Amara felt her mouth stretch into a languid smile.
"Mmm," Bernard rumbled. "Even better." He settled down beside her, a plate of his own in his hands, and the aroma of food suddenly washed through Amara's nose and mouth, and her stomach reacted with the same mindless, animal lust the rest of her felt by virtue of being near Bernard.
"Fresh meat," she said, after her third or fourth heavenly bite. "This is fresh. Not that horrible dried trail rope." She ate more, though the roasted meat was still nearly hot enough to sear the roof of her mouth.
"Venison," Bernard agreed. "I was fortunate today."
"Now, if only you could hunt down a bakery for fresh bread," she teased.
"I saw one," Bernard said, gravely. "But it got away."
She smiled and nudged his shoulder with hers. "If you can't get me bread in the middle of the wilderness, what good are you?"
"After dinner," he said, catching her eyes with his own, "we can go for a walk.

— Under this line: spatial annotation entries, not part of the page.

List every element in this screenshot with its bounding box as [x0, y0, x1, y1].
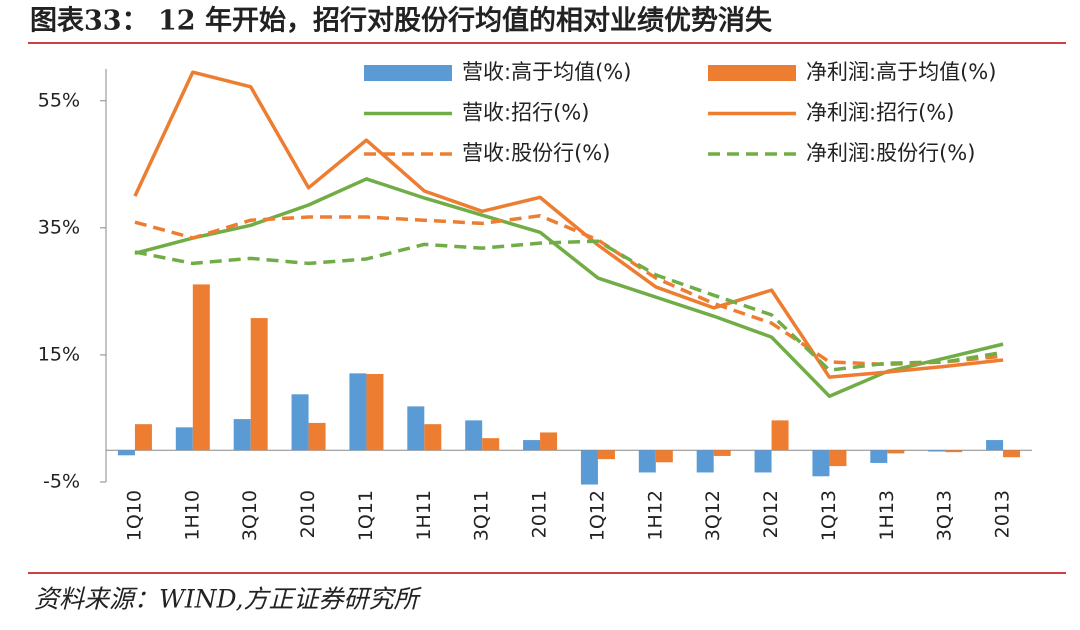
bar	[407, 406, 425, 451]
bar	[696, 450, 714, 473]
x-tick-label: 1H12	[644, 490, 666, 541]
line	[134, 177, 1004, 398]
legend-label: 净利润:高于均值(%)	[806, 60, 996, 84]
legend-label: 营收:招行(%)	[462, 101, 589, 125]
x-tick-label: 1Q11	[355, 490, 377, 541]
bar	[945, 450, 963, 453]
bar	[134, 424, 152, 451]
bar	[713, 450, 731, 456]
bar	[233, 419, 251, 451]
legend-label: 净利润:招行(%)	[806, 101, 954, 125]
bar	[175, 427, 193, 451]
bar	[366, 373, 384, 451]
x-tick-label: 3Q12	[702, 490, 724, 541]
x-tick-label: 3Q13	[934, 490, 956, 541]
bar	[192, 284, 210, 451]
y-tick-label: 15%	[38, 343, 80, 365]
x-tick-label: 1H10	[181, 490, 203, 541]
bar	[829, 450, 847, 467]
x-tick-label: 1H13	[876, 490, 898, 541]
legend-label: 营收:股份行(%)	[462, 141, 610, 165]
x-tick-label: 2012	[760, 490, 782, 538]
x-tick-label: 2013	[992, 490, 1014, 538]
legend-label: 营收:高于均值(%)	[462, 60, 631, 84]
line	[133, 70, 1004, 379]
bar	[812, 450, 830, 477]
bar	[754, 450, 772, 473]
bar	[638, 450, 656, 473]
bar	[349, 373, 367, 451]
bar	[655, 450, 673, 463]
bar	[580, 450, 598, 485]
bar	[540, 432, 558, 451]
line	[134, 239, 1004, 372]
bar	[887, 450, 905, 454]
legend-label: 净利润:股份行(%)	[806, 141, 975, 165]
bar	[465, 420, 483, 451]
chart-title: 图表33： 12 年开始，招行对股份行均值的相对业绩优势消失	[30, 5, 773, 37]
bar	[424, 424, 442, 451]
line	[134, 214, 1004, 367]
bar	[771, 420, 789, 451]
bar	[523, 440, 541, 451]
bar	[928, 450, 946, 452]
x-tick-label: 3Q11	[471, 490, 493, 541]
x-tick-label: 1Q12	[586, 490, 608, 541]
y-tick-label: 35%	[38, 216, 80, 238]
legend-swatch	[364, 65, 452, 81]
x-tick-label: 3Q10	[239, 490, 261, 541]
bar	[482, 438, 500, 451]
source: 资料来源：WIND,方正证券研究所	[34, 585, 423, 614]
x-tick-label: 2010	[297, 490, 319, 538]
bar	[291, 394, 309, 451]
x-tick-label: 1Q13	[818, 490, 840, 541]
y-tick-label: -5%	[43, 471, 80, 493]
bar	[1003, 450, 1021, 458]
bar	[870, 450, 888, 463]
x-tick-label: 2011	[529, 490, 551, 538]
x-tick-label: 1Q10	[123, 490, 145, 541]
bar	[250, 318, 268, 451]
bar	[597, 450, 615, 460]
x-tick-label: 1H11	[413, 490, 435, 541]
legend-swatch	[708, 65, 796, 81]
bar	[986, 440, 1004, 451]
bar	[117, 450, 135, 456]
y-tick-label: 55%	[38, 89, 80, 111]
bar	[308, 422, 326, 451]
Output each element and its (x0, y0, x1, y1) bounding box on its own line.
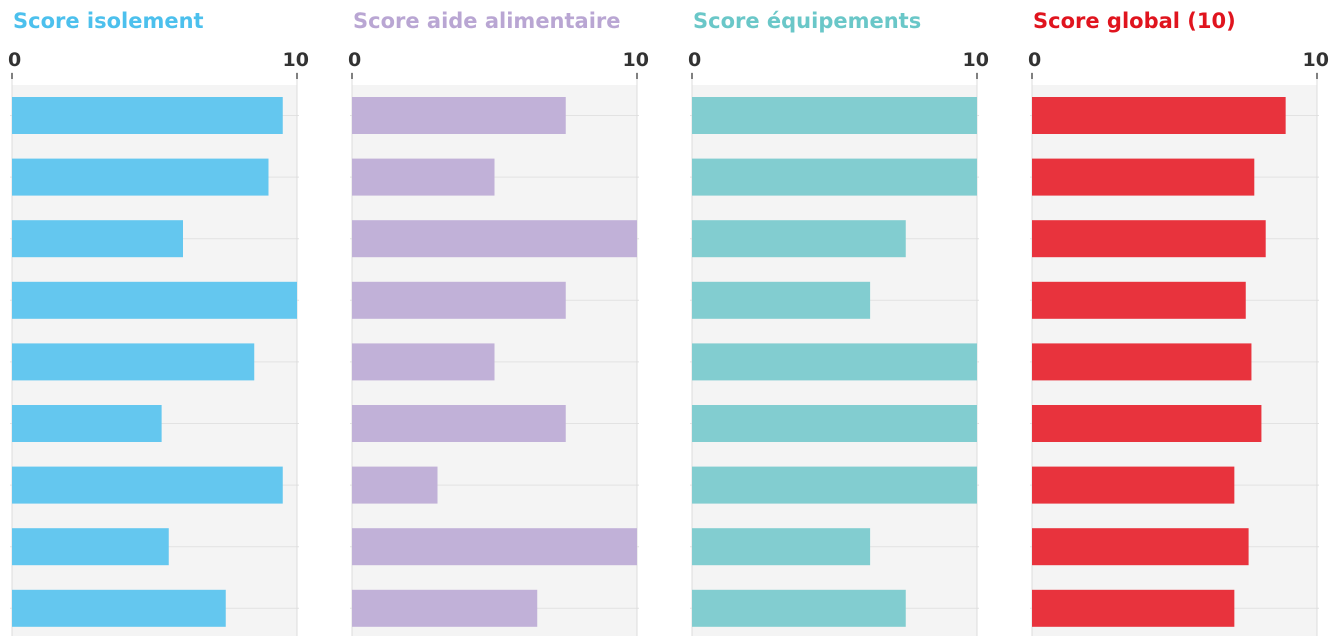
bar-9 (352, 590, 537, 627)
bar-1 (692, 97, 977, 134)
chart-panel-1: 0 10 Score isolement (8, 9, 309, 636)
bar-5 (352, 343, 495, 380)
bar-8 (1032, 528, 1249, 565)
bar-2 (12, 159, 269, 196)
small-multiples-bar-charts: 0 10Score isolement0 10Score aide alimenta… (0, 0, 1339, 636)
tick-label-max: 10 (623, 49, 649, 71)
chart-title: Score isolement (13, 9, 204, 33)
bar-2 (1032, 159, 1254, 196)
bar-7 (352, 467, 438, 504)
bar-4 (12, 282, 297, 319)
bar-1 (352, 97, 566, 134)
bar-1 (12, 97, 283, 134)
bar-6 (1032, 405, 1261, 442)
chart-title: Score équipements (693, 9, 921, 33)
bar-8 (692, 528, 870, 565)
chart-title: Score global (10) (1033, 9, 1236, 33)
bar-5 (12, 343, 254, 380)
bar-8 (12, 528, 169, 565)
bar-9 (692, 590, 906, 627)
bar-3 (12, 220, 183, 257)
tick-label-max: 10 (963, 49, 989, 71)
tick-label-max: 10 (283, 49, 309, 71)
bar-9 (1032, 590, 1234, 627)
bar-2 (692, 159, 977, 196)
bar-4 (692, 282, 870, 319)
chart-title: Score aide alimentaire (353, 9, 621, 33)
chart-panel-4: 0 10 Score global (10) (1028, 9, 1329, 636)
bar-3 (692, 220, 906, 257)
bar-7 (12, 467, 283, 504)
bar-6 (352, 405, 566, 442)
bar-3 (1032, 220, 1266, 257)
tick-label-min: 0 (688, 49, 701, 71)
bar-7 (692, 467, 977, 504)
bar-4 (1032, 282, 1246, 319)
bar-2 (352, 159, 495, 196)
bar-6 (692, 405, 977, 442)
chart-panel-3: 0 10 Score équipements (688, 9, 989, 636)
tick-label-min: 0 (1028, 49, 1041, 71)
bar-4 (352, 282, 566, 319)
tick-label-min: 0 (8, 49, 21, 71)
bar-3 (352, 220, 637, 257)
bar-1 (1032, 97, 1286, 134)
bar-5 (692, 343, 977, 380)
tick-label-max: 10 (1303, 49, 1329, 71)
bar-9 (12, 590, 226, 627)
bar-8 (352, 528, 637, 565)
bar-7 (1032, 467, 1234, 504)
bar-5 (1032, 343, 1251, 380)
tick-label-min: 0 (348, 49, 361, 71)
bar-6 (12, 405, 162, 442)
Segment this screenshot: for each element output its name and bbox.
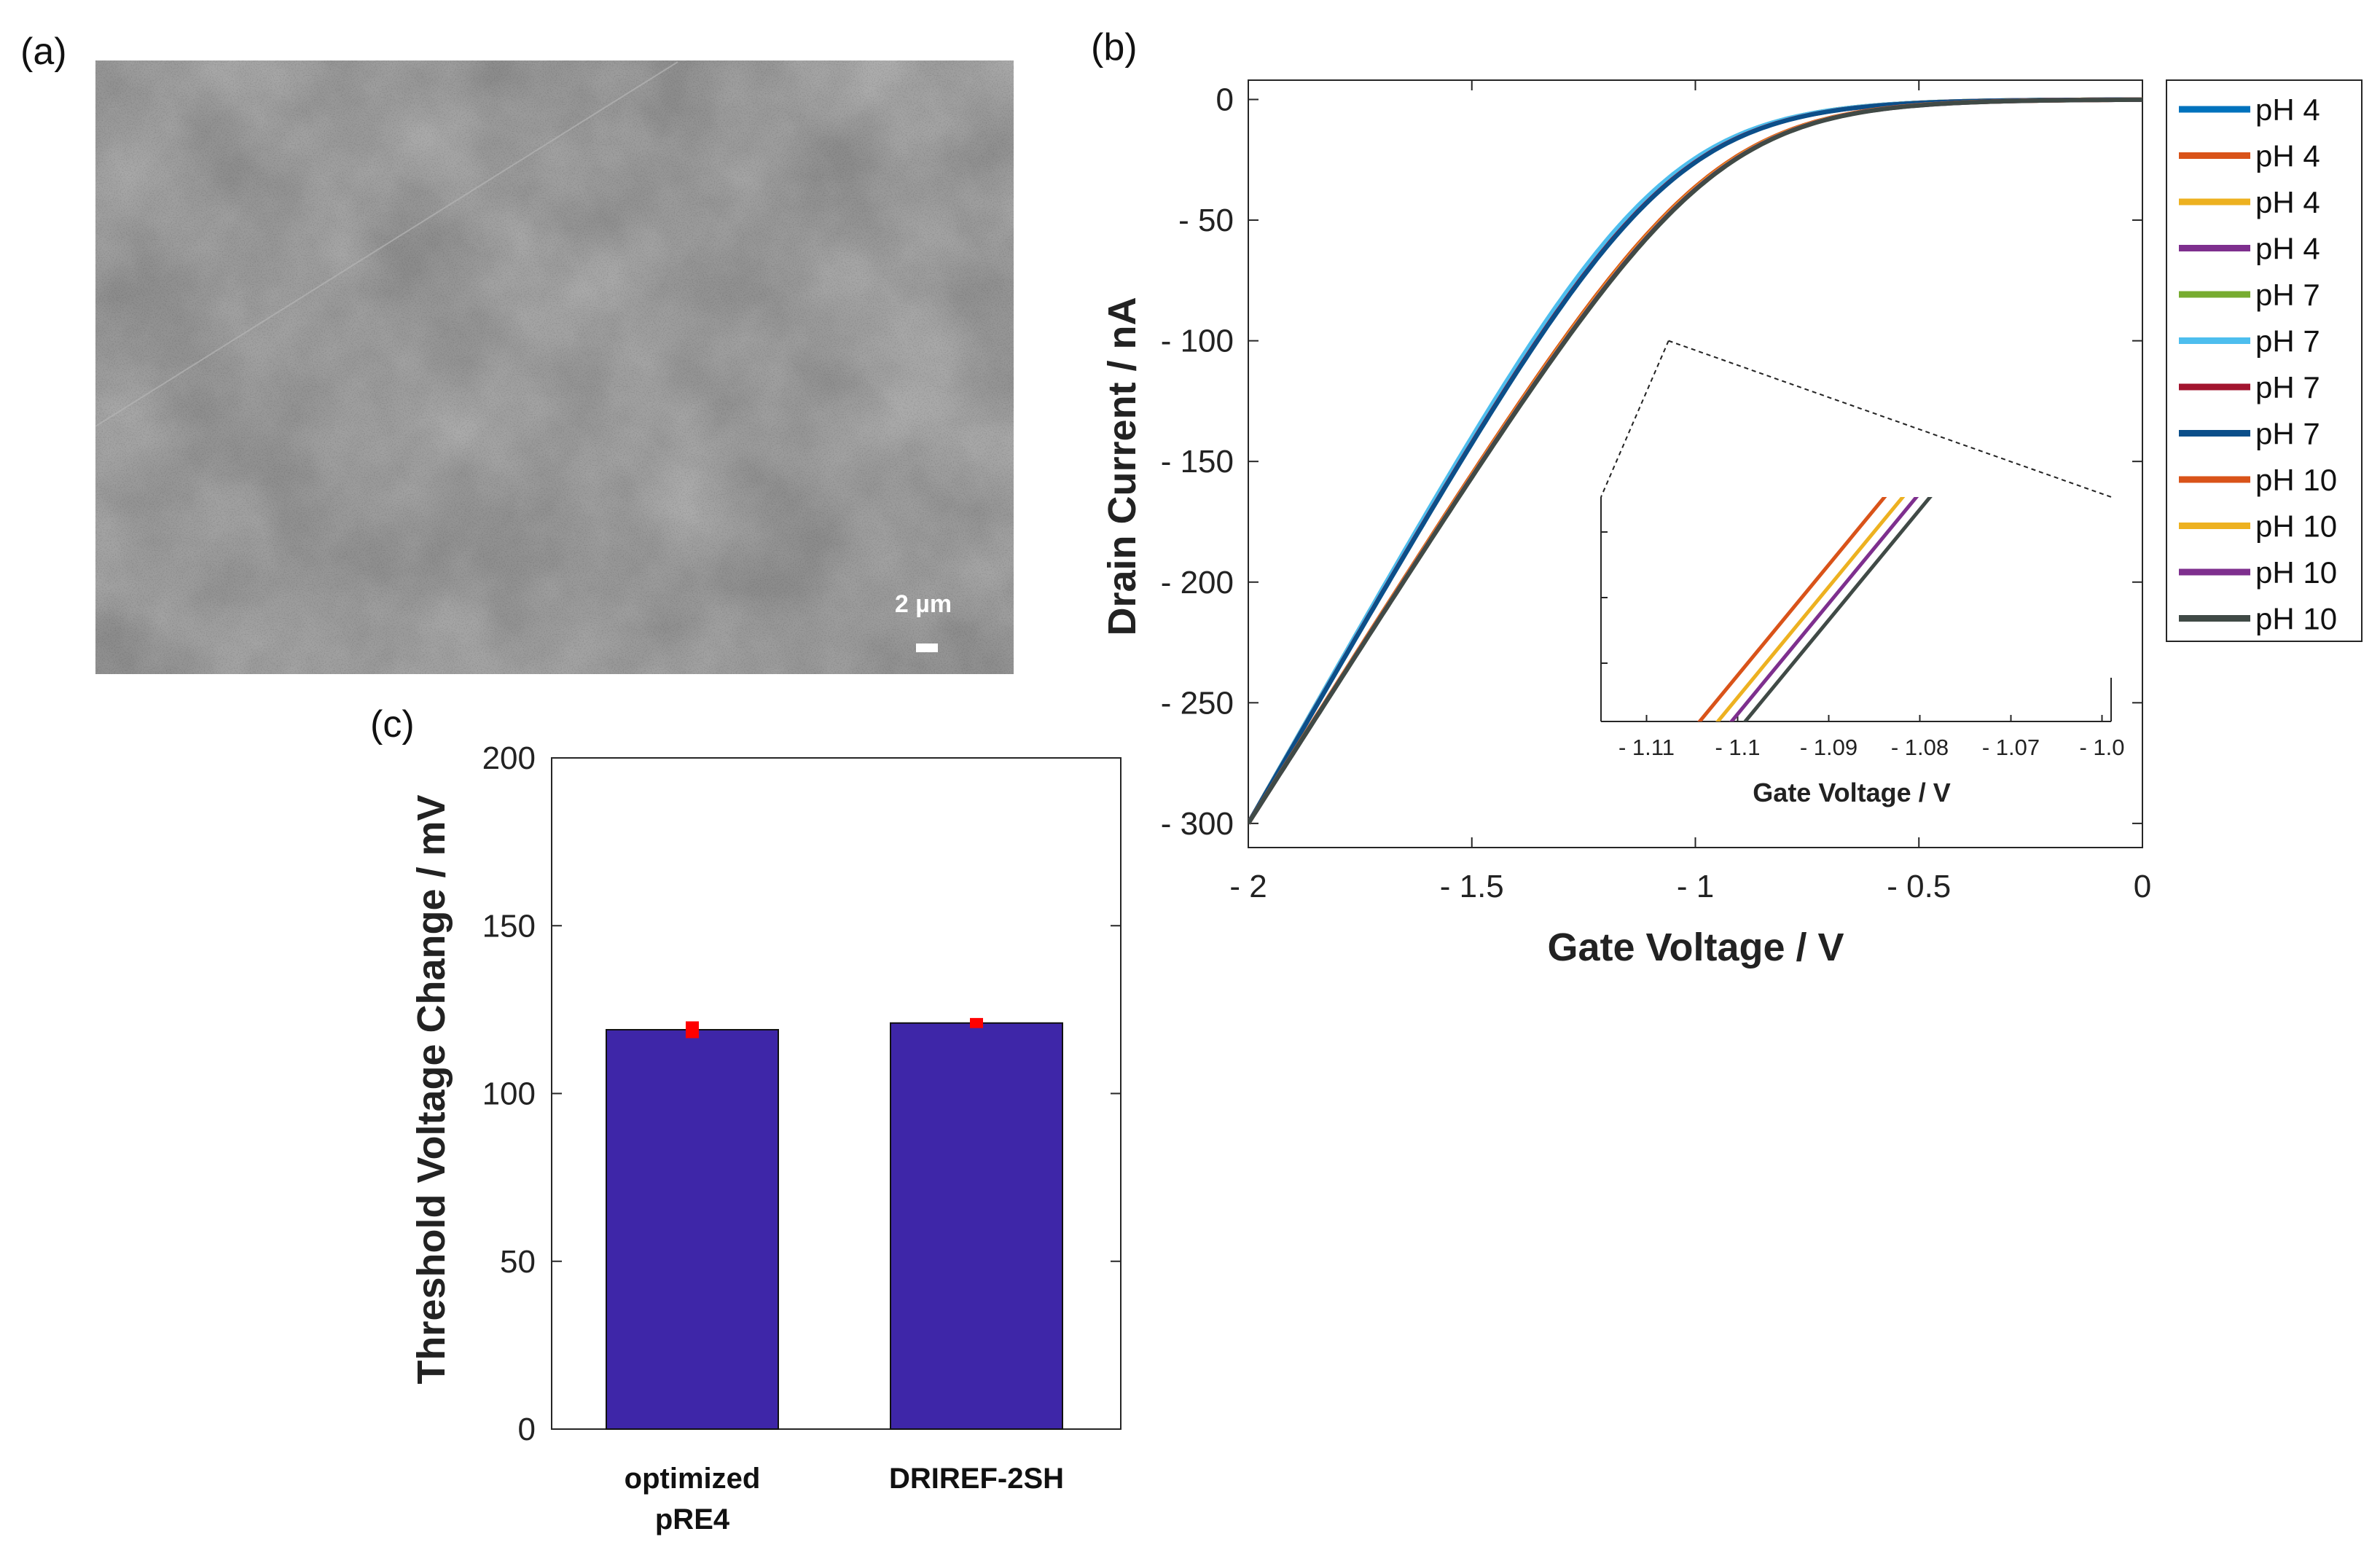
inset-x-tick-label: - 1.0 (2079, 735, 2124, 760)
y-tick-label: 200 (482, 740, 536, 776)
legend-label: pH 10 (2255, 602, 2337, 636)
inset-x-axis-title: Gate Voltage / V (1753, 778, 1950, 807)
x-tick-label: 0 (2134, 869, 2151, 904)
plot-c-category-labels: optimized pRE4 DRIREF-2SH (625, 1463, 1064, 1535)
inset-x-tick-label: - 1.08 (1891, 735, 1949, 760)
inset-ticks: - 1.11 - 1.1 - 1.09 - 1.08 - 1.07 - 1.0 (1618, 715, 2125, 760)
legend-label: pH 4 (2255, 93, 2320, 127)
category-label: optimized (625, 1463, 761, 1495)
legend-label: pH 4 (2255, 232, 2320, 266)
panel-c-label: (c) (370, 703, 415, 746)
category-label: DRIREF-2SH (889, 1463, 1064, 1495)
panel-a-label: (a) (20, 31, 67, 73)
plot-b-curves (1248, 97, 2142, 825)
inset-x-tick-label: - 1.09 (1800, 735, 1858, 760)
bar (890, 1022, 1063, 1431)
plot-b-x-axis-title: Gate Voltage / V (1547, 926, 1844, 969)
y-tick-label: 100 (482, 1076, 536, 1112)
inset-series-line (1697, 497, 1887, 721)
error-bar (686, 1021, 699, 1038)
x-tick-label: - 2 (1229, 869, 1267, 904)
y-tick-label: 50 (500, 1244, 536, 1280)
y-tick-label: - 100 (1161, 324, 1234, 359)
plot-c-ticks: 0 50 100 150 200 (482, 740, 1121, 1447)
plot-b-tick-labels: - 2 - 1.5 - 1 - 0.5 0 0 - 50 - 100 - 150 - 200 - 2… (1161, 82, 2152, 904)
legend-label: pH 7 (2255, 278, 2320, 312)
series-line (1248, 97, 2142, 825)
x-tick-label: - 1.5 (1440, 869, 1504, 904)
plot-c-y-axis-title: Threshold Voltage Change / mV (410, 794, 453, 1384)
legend-items: pH 4 pH 4 pH 4 pH 4 pH 7 pH 7 pH 7 pH 7 pH 10 pH … (2179, 93, 2337, 636)
plot-b-ticks (1248, 80, 2143, 848)
legend-label: pH 10 (2255, 509, 2337, 544)
category-label: pRE4 (655, 1503, 730, 1535)
zoom-connector-line (1600, 340, 1669, 498)
inset-x-tick-label: - 1.1 (1715, 735, 1760, 760)
legend-label: pH 7 (2255, 370, 2320, 404)
plot-b-y-axis-title: Drain Current / nA (1100, 297, 1144, 635)
legend-label: pH 7 (2255, 417, 2320, 451)
legend-label: pH 10 (2255, 555, 2337, 590)
inset-x-tick-label: - 1.11 (1618, 735, 1675, 760)
plot-b-legend (2166, 79, 2363, 642)
zoom-connector-line (1668, 340, 2112, 498)
plot-c-bars (606, 1017, 1063, 1431)
inset-curves (1697, 497, 1933, 721)
bar (606, 1029, 779, 1430)
y-tick-label: - 50 (1178, 203, 1234, 238)
panel-b-label: (b) (1091, 26, 1138, 69)
legend-label: pH 7 (2255, 324, 2320, 359)
y-tick-label: - 200 (1161, 565, 1234, 600)
legend-label: pH 10 (2255, 463, 2337, 497)
y-tick-label: 0 (1216, 82, 1234, 117)
y-tick-label: 0 (518, 1412, 536, 1447)
inset-series-line (1742, 497, 1933, 721)
plot-b-axes-box (1248, 79, 2143, 848)
scale-bar (916, 643, 938, 652)
x-tick-label: - 0.5 (1887, 869, 1951, 904)
y-tick-label: - 300 (1161, 806, 1234, 842)
legend-label: pH 4 (2255, 185, 2320, 219)
y-tick-label: 150 (482, 908, 536, 944)
y-tick-label: - 150 (1161, 444, 1234, 480)
microscope-image (95, 60, 1014, 674)
inset-series-line (1715, 497, 1906, 721)
inset-series-line (1729, 497, 1919, 721)
inset-axes (1600, 496, 2113, 723)
y-tick-label: - 250 (1161, 685, 1234, 721)
x-tick-label: - 1 (1677, 869, 1714, 904)
inset-x-tick-label: - 1.07 (1982, 735, 2040, 760)
legend-label: pH 4 (2255, 139, 2320, 173)
error-bar (970, 1017, 983, 1028)
scale-bar-label: 2 µm (895, 590, 952, 618)
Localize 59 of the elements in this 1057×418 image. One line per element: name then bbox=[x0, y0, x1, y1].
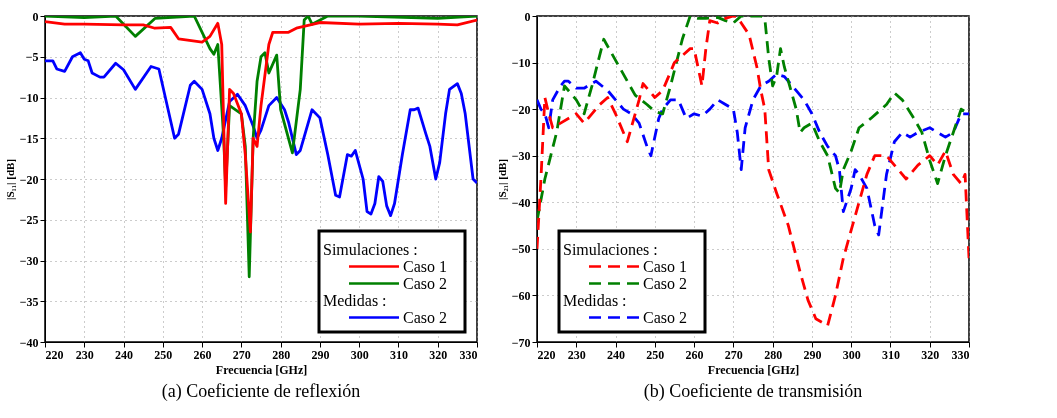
x-tick-label: 250 bbox=[646, 347, 665, 362]
y-tick-label: −50 bbox=[511, 242, 531, 257]
x-tick-label: 310 bbox=[881, 347, 900, 362]
x-tick-label: 240 bbox=[115, 347, 134, 362]
text: (a) Coeficiente de reflexión bbox=[161, 381, 361, 402]
y-tick-label: −70 bbox=[511, 335, 531, 350]
y-tick-label: −15 bbox=[19, 131, 39, 146]
x-tick-label: 260 bbox=[193, 347, 212, 362]
x-tick-label: 260 bbox=[685, 347, 704, 362]
x-tick-label: 320 bbox=[429, 347, 448, 362]
x-tick-label: 310 bbox=[389, 347, 408, 362]
y-axis-title: |S₂₁| [dB] bbox=[495, 158, 508, 201]
y-tick-label: −35 bbox=[19, 294, 39, 309]
x-tick-label: 320 bbox=[921, 347, 940, 362]
legend-label: Caso 1 bbox=[643, 257, 687, 275]
x-tick-label: 220 bbox=[537, 347, 556, 362]
annotation: Simulaciones : bbox=[323, 240, 418, 258]
x-tick-label: 330 bbox=[951, 347, 970, 362]
y-tick-label: −40 bbox=[511, 195, 531, 210]
x-tick-label: 230 bbox=[75, 347, 94, 362]
y-tick-label: −20 bbox=[511, 102, 531, 117]
y-tick-label: 0 bbox=[524, 9, 531, 24]
y-tick-label: −10 bbox=[511, 56, 531, 71]
y-tick-label: −40 bbox=[19, 335, 39, 350]
legend-label: Caso 2 bbox=[403, 308, 447, 326]
annotation: Simulaciones : bbox=[563, 240, 658, 258]
text: (b) Coeficiente de transmisión bbox=[643, 381, 863, 402]
y-tick-label: −25 bbox=[19, 213, 39, 228]
y-tick-label: −30 bbox=[19, 254, 39, 268]
x-tick-label: 270 bbox=[724, 347, 743, 362]
annotation: Medidas : bbox=[323, 291, 387, 309]
y-axis-title: |S₁₁| [dB] bbox=[3, 158, 16, 201]
x-axis-title: Frecuencia [GHz] bbox=[707, 362, 800, 377]
legend-label: Caso 1 bbox=[403, 257, 447, 275]
x-axis-title: Frecuencia [GHz] bbox=[215, 362, 308, 377]
y-tick-label: −5 bbox=[25, 50, 39, 65]
x-tick-label: 230 bbox=[567, 347, 586, 362]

I'll show you."
Amara's heart beat faster, and she ate the next bite of venison with an almost-wolfish hunger, never looking away. She wiped a little juice from the corner of her mouth with one fingertip, licked it clean, then said, "We'll see."
Bernard let out a low, quiet laugh. He studied the others at the fire for a moment, and said, "Do you think this plan will work?"
She considered while chewing. "Getting into the city, even the citadel, is fairly simple. Getting out again is the problem."
"Uh-huh," Bernard said. "A Cursor should be able to lie better than that."
Amara grimaced. "It's not Kalarus or his Knights or his Legions or his Immortals or his bloodcrows that I'm worried about."
"You're not?" Bernard asked. "I am."
She waved a hand. "We can plan for them, deal with them."
Bernard's eyes flicked over toward the fire and back to Amara, his look questioning.
"Yes," she said. "Getting in depends on Rook. I think she's sincere, but if she's setting us up for betrayal, we're finished. Getting out again depends on Lady Aquitaine."
Bernard scraped the last of his meal around his dish with his fork. "Both of them are our enemies." His upper lip twitched away from his teeth in a silent snarl. "Rook tried to kill Tavi and Isana. Lady Aquitaine is using my sister to promote her own agenda."
"When you put it that way," Amara said, trying to keep her voice light, "this plan sounds..."
"Insane?" Bernard suggested.
Amara shrugged a shoulder. "Perhaps. But we have few options."
Bernard grunted. "Not much to be done about it, is there."